Re: RAID1 sometimes have different data on the slave devices

Danil Kipnis <danil.kipnis@xxxxxxxxxxxxxxxx> · Wed, 15 Aug 2018 11:22:54 +0200

On Wed, Aug 15, 2018 at 1:59 AM NeilBrown <neilb@xxxxxxxx> wrote:
>
> On Tue, Aug 14 2018, Danil Kipnis wrote:
>
> >>> On 08/11/2018 02:06 AM, NeilBrown wrote:
> >>>> It might be expected behaviour with async direct IO.
> >>>> Two threads writing with O_DIRECT io to the same address could result in
> >>>> different data on the two devices.  This doesn't seem to me to be a
> >>>> credible use-case though.  Why would you ever want to do that in
> >>>> practice?
> >>>>
> >>>> NeilBrown
> >>>
> >>>   My only thought is while the credible case may be weak, if it is something
> >>> that can be protected against with a few conditionals to prevent the different
> >>> data on the slaves diverging -- then it's worth a couple of conditions to
> >>> prevent the nut that know just enough about dd from confusing things....
> >>
> >>Yes, it can be protected against - the code is already written.
> >>If you have a 2-drive raid1 and want it to be safe against this attack,
> >>simply:
> >>
> >>  mdadm /dev/md127 --grow --level=raid5
> >>
> >>This will add the required synchronization between writes so that
> >>multiple writes to the one block are linearized.  There will be a
> >>performance impact.
> >
> > Hi Neil,
> >
> > if I would store all the inflight writes in say an rb-tree by their offsets,
> > look for the offset of each incoming write in the tree and, if it can be found,
> > postpone the write until the one to the same offset returns: would that solve
> > the problem? I mean apart from the performance penalty due to the search, do
> > you think it would cover for the reorder of the writes going to the same sector
> > in theory?
>
> You would need to either:
> 1/ divide each request up into 1-block units or
> 2/ use an interval tree
> as requests can overlap even though they start at different offsets.
>
> RAID5 splits requests up and uses a hash table.

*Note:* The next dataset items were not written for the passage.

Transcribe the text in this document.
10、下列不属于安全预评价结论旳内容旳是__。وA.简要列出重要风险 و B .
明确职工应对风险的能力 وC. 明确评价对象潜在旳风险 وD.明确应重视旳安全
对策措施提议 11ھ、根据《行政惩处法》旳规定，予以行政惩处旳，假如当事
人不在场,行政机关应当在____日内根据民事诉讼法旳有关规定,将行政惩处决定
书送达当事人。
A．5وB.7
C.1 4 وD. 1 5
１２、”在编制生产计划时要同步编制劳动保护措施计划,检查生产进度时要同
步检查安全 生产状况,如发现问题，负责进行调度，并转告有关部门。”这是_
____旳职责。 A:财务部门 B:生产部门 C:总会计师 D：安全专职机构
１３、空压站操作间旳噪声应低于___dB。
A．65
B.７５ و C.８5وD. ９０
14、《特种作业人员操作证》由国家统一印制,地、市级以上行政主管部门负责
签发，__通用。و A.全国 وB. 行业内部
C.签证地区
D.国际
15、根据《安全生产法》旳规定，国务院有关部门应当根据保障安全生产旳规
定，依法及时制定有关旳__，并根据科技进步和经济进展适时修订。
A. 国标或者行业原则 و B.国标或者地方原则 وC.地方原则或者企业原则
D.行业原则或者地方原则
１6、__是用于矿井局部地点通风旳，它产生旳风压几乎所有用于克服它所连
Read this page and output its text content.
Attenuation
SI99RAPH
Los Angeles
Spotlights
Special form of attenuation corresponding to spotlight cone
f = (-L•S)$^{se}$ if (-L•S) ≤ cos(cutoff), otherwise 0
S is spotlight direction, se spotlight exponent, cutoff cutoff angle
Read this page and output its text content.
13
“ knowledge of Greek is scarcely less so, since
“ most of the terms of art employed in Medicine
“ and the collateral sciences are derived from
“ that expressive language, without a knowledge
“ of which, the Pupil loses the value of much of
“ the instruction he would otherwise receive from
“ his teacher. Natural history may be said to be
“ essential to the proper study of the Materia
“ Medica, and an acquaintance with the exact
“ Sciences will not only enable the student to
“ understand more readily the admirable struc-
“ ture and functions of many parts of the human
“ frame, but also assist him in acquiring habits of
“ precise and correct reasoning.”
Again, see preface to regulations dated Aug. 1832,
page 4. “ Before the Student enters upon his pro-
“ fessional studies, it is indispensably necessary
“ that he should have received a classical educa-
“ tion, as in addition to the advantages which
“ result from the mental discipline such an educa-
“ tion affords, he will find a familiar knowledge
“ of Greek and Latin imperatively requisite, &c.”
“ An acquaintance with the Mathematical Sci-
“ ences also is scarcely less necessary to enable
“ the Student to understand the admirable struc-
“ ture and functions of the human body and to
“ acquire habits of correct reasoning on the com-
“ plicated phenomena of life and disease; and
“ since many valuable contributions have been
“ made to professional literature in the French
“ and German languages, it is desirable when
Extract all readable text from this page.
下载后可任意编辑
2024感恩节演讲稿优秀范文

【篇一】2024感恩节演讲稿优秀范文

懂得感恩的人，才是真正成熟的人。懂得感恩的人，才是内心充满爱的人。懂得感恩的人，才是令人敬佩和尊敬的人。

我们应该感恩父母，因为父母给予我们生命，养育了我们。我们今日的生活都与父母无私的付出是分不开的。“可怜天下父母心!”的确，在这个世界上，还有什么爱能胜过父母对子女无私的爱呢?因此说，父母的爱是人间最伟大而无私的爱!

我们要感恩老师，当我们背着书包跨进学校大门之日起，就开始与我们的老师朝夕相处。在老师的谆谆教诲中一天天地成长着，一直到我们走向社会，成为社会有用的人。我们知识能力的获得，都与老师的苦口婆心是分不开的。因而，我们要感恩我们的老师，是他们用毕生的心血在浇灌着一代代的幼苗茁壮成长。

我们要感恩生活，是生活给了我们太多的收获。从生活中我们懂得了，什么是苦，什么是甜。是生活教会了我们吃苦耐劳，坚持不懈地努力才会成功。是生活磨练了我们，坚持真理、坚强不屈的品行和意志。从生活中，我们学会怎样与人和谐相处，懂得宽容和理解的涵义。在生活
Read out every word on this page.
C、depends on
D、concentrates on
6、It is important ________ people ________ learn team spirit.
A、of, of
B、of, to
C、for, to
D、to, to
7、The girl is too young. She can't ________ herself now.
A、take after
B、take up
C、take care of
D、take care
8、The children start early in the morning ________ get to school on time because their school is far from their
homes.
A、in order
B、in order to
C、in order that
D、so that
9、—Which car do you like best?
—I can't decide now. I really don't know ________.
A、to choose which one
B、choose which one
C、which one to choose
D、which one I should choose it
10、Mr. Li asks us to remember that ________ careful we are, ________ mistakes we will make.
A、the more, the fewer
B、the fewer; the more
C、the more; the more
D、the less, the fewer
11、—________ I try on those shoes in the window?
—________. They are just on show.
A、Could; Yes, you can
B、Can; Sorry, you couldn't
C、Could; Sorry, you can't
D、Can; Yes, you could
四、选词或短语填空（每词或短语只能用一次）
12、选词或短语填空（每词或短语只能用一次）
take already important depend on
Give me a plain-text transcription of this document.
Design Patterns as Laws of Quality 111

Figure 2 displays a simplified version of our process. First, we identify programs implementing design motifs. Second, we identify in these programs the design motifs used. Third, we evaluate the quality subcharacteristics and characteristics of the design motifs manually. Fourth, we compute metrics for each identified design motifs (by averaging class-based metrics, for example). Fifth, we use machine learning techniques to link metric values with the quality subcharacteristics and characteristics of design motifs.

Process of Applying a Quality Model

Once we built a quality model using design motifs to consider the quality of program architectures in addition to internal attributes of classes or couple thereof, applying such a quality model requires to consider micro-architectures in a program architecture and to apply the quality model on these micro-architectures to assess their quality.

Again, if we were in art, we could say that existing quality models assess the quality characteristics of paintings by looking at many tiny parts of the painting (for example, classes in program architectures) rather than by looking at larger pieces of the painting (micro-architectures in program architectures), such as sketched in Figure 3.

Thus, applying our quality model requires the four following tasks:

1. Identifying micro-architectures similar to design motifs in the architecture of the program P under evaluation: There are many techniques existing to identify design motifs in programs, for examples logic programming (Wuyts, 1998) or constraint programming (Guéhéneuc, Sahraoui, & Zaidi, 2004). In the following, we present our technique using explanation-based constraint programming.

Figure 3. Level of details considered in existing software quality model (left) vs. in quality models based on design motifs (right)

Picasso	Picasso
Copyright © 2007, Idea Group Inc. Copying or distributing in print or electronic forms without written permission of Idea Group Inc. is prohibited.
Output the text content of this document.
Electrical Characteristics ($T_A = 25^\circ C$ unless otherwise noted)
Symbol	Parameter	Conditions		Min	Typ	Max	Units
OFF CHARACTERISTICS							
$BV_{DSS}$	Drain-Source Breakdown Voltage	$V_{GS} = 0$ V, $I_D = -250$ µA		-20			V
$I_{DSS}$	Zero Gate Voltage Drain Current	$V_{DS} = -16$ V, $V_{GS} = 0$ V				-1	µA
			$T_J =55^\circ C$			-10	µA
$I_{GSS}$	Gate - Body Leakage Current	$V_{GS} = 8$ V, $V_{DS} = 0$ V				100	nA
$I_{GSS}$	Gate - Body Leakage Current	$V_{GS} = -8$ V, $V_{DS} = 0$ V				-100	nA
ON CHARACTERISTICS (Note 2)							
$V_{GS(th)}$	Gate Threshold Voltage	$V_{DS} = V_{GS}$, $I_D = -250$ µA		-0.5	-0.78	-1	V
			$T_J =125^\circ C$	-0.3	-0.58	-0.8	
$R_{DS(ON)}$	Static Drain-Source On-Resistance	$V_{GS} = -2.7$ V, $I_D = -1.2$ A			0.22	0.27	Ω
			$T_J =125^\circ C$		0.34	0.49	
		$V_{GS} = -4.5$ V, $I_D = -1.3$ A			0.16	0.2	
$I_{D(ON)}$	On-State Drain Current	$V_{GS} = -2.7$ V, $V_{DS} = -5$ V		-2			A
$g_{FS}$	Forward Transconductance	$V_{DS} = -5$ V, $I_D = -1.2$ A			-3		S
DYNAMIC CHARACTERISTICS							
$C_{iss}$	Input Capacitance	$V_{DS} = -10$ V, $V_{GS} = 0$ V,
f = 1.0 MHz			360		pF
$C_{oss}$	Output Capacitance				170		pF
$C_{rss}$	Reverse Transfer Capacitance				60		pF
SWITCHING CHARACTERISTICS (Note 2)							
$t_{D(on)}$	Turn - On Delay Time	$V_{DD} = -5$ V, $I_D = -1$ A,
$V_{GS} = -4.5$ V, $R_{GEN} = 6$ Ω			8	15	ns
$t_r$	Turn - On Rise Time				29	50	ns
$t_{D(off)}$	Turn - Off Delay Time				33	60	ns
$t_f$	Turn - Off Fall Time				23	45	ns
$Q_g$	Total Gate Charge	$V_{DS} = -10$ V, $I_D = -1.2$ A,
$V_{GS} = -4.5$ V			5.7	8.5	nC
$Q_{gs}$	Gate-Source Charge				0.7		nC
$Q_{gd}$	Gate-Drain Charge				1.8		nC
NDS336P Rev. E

Right. Thanks for the explanation.

> >
> > Thank you,
> >
> > Danil.
> >
> > P.S.
> > When I try to do mdadm /dev/md127 --grow --level=raid5 on my raid1, I get this:
> > mdadm: Sorry, no reshape for RAID-1!
>
> You must have a broken version of mdadm.
> The code in
>    git://git.kernel.org/pub/scm/utils/mdadm/mdadm.git
> does not contain the string "Sorry".

I've used some patched version - my bad, sorry for the noise.

>
> >  What would a raid5 on top of only two drives
> > actually do?
> I don't understand why that is a difficult question.
> What does a RAID5 on top of 3 drives do?
> What does a RAID5 on top of 4 drives do?
> Now generalize to N drives.
> Now set N=2.

I had the naive understanding, that with raid5 one chunk goes to one
drive, another - to the second and the XOR of them - to the third.
Does it mean, with two drives, a chunk and a XOR have to go to the
same drive? Don't mind, I should read the code, I know.

> You cannot set N=1, because then each stipe has N-1 == 0 data drives, so
> there is no data stored, and nothing to use to compute the parity.
> N=2 doesn't have this (or any) problem.
>
> NeilBrown

Best,
Danil